The United States has definitely made a lot of positive changes when it comes to the interactions between whites and blacks but still racism was very visible. For example in 1992 the Rodney King Beating was a hot topic of racial discrimination. In Los Angeles, Rodney King was severely beaten by 4 white police officers. It was caught on video tape. The case went to court of course and even though it was caught on videotape seen by millions on television, somehow the officers got off free. That particular incident bothered many African Americans because if it had been the other way four black men surely would have been facing capital punishment. Los Angeles erupted in race riots. Incidents like that lead up to the Million Man March and Million Women march, which occurred in Washington DC in 1995 and 1997. Both marches demonstrated how blacks could come together and give a different image of how White people viewed them and called them on to things that needed to change. All that time blacks experienced nearly twice the amount of unemployment as whites, a poverty rate of nearly 40 %, and many schools that African Americans and other minorities attended lost over 1 billion dollars due to budget cuts. This made it very hard for African Americans to get ahead. There were also more black men that had gone to jail than to college. It’s interesting to me that the United States was still dealing with these issues at that time. Most people, including myself, thought that major racial issues had ended after the civil rights movement but it is clear that we are still dealing with civil rights concerns.

Even in 1999 when my family went to the navy base, the NAACP was boycotting South Carolina because its government statehouse dome still hung the Confederate flag. Racism was still very much alive and the rest of the country was still trying to accept the fact that blacks should be treated equally. 2007 just marked the 40th year anniversary of interracial marriages. Before 1967 Whites and Blacks were not legally allowed to marry in certain states.
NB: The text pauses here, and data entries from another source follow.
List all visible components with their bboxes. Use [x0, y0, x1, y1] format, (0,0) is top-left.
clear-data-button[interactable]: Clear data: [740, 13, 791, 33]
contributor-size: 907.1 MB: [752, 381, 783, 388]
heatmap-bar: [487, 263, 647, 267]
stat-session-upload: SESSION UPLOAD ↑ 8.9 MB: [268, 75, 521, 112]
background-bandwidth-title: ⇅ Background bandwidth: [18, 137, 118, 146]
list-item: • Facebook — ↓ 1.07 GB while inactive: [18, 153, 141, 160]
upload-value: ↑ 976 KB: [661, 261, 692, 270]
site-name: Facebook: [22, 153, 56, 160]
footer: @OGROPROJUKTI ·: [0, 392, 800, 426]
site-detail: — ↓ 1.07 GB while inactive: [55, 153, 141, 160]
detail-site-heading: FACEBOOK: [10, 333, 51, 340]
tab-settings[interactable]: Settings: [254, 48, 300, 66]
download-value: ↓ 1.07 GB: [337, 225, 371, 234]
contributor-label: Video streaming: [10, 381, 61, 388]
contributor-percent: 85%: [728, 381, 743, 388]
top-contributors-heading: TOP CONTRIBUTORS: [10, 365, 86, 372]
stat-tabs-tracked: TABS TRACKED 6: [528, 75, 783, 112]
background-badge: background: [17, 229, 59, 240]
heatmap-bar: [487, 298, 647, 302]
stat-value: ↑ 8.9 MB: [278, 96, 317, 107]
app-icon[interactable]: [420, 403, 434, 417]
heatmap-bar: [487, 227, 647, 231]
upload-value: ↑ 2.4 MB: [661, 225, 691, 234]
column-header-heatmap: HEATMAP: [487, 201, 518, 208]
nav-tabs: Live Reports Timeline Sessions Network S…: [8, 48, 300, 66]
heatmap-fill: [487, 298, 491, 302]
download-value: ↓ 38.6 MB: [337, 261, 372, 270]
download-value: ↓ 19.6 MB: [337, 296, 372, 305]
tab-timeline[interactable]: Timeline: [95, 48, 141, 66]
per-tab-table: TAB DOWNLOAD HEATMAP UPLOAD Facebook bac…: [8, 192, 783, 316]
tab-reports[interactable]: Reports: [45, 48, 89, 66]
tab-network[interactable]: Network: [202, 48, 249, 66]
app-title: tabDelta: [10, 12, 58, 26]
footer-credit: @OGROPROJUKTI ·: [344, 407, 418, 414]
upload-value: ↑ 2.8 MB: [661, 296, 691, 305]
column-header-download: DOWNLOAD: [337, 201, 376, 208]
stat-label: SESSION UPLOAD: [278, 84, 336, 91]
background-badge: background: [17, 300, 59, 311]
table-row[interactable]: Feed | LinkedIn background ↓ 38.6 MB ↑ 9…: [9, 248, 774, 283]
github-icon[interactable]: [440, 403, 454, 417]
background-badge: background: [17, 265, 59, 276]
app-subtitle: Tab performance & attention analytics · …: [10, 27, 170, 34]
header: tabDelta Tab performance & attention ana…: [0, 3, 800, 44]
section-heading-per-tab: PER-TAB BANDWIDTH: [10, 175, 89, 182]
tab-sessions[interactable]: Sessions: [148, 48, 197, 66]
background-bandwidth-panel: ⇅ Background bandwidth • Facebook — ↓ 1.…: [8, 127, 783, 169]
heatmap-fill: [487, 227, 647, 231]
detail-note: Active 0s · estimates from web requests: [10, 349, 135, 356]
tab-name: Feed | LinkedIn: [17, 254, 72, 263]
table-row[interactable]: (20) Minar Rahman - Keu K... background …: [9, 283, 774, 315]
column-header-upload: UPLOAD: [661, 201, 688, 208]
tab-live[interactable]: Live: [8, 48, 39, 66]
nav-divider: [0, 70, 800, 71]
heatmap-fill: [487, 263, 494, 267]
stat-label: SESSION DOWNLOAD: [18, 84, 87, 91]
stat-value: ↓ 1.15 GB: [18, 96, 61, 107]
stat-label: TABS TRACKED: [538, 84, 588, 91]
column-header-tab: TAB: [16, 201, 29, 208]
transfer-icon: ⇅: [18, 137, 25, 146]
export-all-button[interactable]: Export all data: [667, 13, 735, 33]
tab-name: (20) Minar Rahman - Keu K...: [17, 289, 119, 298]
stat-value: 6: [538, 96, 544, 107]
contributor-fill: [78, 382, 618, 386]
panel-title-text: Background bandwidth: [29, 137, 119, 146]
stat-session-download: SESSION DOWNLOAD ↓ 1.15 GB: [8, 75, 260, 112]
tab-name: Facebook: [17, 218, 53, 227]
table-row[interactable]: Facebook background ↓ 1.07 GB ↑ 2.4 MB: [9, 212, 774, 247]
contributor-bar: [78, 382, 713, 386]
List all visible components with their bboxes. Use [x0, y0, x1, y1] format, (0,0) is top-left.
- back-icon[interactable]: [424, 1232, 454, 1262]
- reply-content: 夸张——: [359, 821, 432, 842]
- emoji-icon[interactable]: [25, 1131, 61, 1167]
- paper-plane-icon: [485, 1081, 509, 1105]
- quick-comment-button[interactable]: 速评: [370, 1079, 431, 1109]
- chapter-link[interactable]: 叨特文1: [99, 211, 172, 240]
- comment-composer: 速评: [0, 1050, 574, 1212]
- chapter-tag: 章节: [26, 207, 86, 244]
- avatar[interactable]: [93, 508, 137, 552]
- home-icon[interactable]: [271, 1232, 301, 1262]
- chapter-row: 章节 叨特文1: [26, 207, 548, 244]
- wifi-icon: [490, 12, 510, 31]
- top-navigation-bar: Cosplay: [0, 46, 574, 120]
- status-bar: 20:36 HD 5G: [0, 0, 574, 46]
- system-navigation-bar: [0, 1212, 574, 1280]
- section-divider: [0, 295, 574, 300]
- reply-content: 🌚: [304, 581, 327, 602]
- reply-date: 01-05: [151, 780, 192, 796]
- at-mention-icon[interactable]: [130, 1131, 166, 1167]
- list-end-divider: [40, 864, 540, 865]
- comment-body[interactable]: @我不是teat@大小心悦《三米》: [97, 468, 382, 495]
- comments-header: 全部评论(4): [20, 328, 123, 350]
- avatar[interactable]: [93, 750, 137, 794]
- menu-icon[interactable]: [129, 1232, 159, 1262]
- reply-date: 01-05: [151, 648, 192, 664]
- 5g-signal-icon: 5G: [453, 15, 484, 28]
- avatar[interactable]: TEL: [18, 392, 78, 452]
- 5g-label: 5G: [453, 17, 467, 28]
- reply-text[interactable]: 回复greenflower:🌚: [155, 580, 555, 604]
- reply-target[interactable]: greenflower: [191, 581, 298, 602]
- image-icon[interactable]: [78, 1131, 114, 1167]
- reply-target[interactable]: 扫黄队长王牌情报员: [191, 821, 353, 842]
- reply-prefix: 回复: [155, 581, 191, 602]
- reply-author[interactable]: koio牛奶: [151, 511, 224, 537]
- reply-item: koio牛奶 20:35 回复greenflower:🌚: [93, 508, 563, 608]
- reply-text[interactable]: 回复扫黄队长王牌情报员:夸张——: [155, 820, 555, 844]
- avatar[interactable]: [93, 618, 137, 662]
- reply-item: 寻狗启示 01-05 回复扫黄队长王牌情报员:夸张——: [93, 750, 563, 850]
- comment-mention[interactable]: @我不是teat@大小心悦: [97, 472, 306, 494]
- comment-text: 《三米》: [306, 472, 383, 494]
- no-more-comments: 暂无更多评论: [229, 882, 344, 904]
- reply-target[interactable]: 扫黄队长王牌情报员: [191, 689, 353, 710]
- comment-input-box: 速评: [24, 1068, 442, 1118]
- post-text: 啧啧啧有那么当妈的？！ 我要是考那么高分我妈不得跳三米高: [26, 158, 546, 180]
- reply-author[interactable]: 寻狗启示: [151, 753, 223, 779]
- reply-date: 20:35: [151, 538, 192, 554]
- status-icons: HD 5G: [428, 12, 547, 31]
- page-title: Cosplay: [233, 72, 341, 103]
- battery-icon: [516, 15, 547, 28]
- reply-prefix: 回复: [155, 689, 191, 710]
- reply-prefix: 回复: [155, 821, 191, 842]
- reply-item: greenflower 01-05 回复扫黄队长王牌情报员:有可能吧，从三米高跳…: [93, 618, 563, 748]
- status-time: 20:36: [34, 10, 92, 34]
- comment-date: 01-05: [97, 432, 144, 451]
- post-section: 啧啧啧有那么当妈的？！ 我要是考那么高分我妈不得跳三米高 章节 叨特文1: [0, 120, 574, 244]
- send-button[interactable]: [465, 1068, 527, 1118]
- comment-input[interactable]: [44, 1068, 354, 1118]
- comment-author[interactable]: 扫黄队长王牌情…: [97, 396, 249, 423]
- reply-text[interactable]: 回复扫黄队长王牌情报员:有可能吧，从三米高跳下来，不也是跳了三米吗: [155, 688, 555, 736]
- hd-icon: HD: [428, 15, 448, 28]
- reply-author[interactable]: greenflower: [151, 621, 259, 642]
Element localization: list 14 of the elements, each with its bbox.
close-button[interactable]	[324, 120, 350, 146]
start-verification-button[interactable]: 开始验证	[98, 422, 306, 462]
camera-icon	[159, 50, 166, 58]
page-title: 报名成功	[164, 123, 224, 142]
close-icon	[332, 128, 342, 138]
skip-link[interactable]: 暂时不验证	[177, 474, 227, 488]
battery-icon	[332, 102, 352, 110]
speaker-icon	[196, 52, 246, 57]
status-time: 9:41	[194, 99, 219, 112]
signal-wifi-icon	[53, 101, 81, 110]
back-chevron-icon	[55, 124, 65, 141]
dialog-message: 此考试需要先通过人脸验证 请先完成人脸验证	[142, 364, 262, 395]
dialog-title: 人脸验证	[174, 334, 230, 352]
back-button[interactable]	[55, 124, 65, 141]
Citizens would be banned from states if they chose to be married in a state that would not allow it, forcing them to leave their family and friends and move elsewhere. My father and his peers were born during this time frame so for the families at the navy base to see a white man with black children come as a family it may have still been an unusual situation for the other white families, and for black families as well.

Getting asked a lot of questions at school by my own peers was difficult for me but now I better understand the history of race relations during that time. Even though it now has become more common to see interracial families, in the black community it is still frowned on to see a white man dating a black woman and vice versa. In 2008 when Barack Obama got elected as President of the United States, in the black community not only was it monumental and life changing to see a black man become president but it also meant a great deal to see a black woman as the first lady and a whole black family in the White House. As a child I couldn’t have even imagined that. Now even in my early adult years, it still seems unreal. That just shows how much our country is growing as one and now black and white boundaries are becoming more transparent. There are no longer things that blacks are not allowed to do because of their skin color; it may still be more difficult for a black person versus a white person but at least it is possible. Michael Jackson’s song of “Black and White” is a perfect example of how people are slowly starting to view the world. Skin color shouldn’t matter.

Even though discrimination was not uncommon at the time of my incident it still should not be accepted. I personally don’t think it will ever completely go away and be as Michael Jackson envisioned in his song because the history is so entrenched in our everyday lives, it makes it hard to forgot about the past. The best thing to do is learn to understand one another and don’t look at differences as a negative thing but an opportunity to learn something new.